Sustituiré las estadísticas por
un caso concreto. Hace unos días, un exdeportista de élite decidió acabar con
su vida lanzándose a las vías del tren para ser arrollado por el convoy. Tenía
46 años. Muchos periodistas deportivos se indignaron cuando un medio de
comunicación se saltó la autocensura habitual mostrando la palabra ‘suicidio’
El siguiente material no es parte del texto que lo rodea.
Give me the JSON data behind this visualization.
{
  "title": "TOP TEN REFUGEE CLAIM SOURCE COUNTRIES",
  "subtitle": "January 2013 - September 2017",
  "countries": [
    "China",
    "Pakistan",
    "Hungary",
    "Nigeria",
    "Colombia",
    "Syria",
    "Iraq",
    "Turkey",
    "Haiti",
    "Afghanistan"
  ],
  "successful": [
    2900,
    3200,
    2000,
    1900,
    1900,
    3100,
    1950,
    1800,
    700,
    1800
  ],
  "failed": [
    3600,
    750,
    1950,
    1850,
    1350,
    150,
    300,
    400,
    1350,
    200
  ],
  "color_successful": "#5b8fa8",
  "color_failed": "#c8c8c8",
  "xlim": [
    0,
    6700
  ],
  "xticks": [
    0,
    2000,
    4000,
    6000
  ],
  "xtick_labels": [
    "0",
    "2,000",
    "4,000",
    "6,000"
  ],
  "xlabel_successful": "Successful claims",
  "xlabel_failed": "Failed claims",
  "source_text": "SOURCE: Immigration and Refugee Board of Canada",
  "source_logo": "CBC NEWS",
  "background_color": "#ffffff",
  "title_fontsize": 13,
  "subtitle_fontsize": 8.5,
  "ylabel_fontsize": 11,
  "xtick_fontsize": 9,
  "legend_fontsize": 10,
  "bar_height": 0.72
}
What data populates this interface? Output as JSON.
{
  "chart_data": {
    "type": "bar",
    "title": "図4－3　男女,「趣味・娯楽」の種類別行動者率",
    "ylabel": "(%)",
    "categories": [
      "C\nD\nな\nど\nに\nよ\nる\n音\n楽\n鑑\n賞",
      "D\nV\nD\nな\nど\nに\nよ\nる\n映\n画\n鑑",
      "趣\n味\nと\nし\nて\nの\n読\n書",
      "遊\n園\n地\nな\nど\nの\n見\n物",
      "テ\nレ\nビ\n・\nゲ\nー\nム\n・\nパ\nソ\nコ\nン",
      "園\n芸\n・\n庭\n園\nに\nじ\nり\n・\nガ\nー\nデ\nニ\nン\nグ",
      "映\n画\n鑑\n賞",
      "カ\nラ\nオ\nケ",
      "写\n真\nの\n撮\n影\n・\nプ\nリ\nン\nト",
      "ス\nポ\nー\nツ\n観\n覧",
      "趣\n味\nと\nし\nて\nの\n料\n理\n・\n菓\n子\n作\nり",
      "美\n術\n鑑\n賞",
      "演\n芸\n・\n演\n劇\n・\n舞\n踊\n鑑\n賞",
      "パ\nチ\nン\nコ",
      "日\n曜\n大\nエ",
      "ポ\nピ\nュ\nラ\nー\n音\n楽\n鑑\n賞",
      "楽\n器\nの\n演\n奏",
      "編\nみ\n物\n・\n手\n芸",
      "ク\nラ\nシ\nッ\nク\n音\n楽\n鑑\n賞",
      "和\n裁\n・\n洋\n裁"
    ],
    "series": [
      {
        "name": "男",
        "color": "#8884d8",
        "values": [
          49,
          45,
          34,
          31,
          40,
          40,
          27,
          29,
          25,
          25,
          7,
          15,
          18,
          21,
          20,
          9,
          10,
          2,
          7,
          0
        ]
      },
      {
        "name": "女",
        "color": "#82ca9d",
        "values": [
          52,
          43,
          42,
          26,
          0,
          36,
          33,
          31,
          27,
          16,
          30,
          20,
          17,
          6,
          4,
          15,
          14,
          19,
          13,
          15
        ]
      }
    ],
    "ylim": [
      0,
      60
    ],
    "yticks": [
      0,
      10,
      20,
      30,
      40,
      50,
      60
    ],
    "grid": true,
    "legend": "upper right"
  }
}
en el titular de la noticia. ¡Un guapo exfutbolista con un sueldo muy elevado por
ser directivo de un club no debería suicidarse! Pero si este hombre, preferido
de los dioses, ha acabado con su vida, ¿por qué no lo hará también la cajera
del supermercado o el joven que ha dejado de cobrar el ERTE?
Solo la vida puede prevenir la
muerte. Solo el eros, el erotismo,
puede arruinar el reinado del thánatos,
de la pulsión de muerte que acecha nuestra sociedad moribunda. La recuperación
urgente y animosa de las ganas de vivir conseguirá hacer frente a la
destrucción planificada del sujeto que han emprendido con éxito los poderes
establecidos.
Espantaremos la muerte como el
que espanta las moscas (con fuerza y despreocupados), porque la muerte destruye
todo lo que hemos hecho en la vida, y todo lo que estaba por hacer. Construyamos,
ya, un nuevo individuo y una nueva sociedad exultante de vida, futuro, belleza
y alegría.
¿O prefieres la muerte?
ANTONIO HIDALGO DIEGO
Colectivo AMOR Y FALCATA
[1] La cifra de suicidios en España en 2019 fue de 7,6 por cada 100.000 habitantes, unos 10 suicidios al día, más del doble que el de muertes por accidente de tráfico. Fue la segunda causa de muerte entre las personas de 15 a 29 años, aunque casi la mitad de los que se quitaron la vida tenían entre 40 y 59 años de edad. Tres de cada cuatro suicidas fueron hombres, tal vez porque tienen más éxito en sus tentativas; los intentos de suicidio de las mujeres triplican al de los varones. El Confidencial, 9/9/2019. Un total de 1.343 personas se suicidaron en España en el primer semestre de 2020. El suicidio es la primera causa de ‘muerte externa’. Infocop Online, 7/1/2021, basado en datos del INE.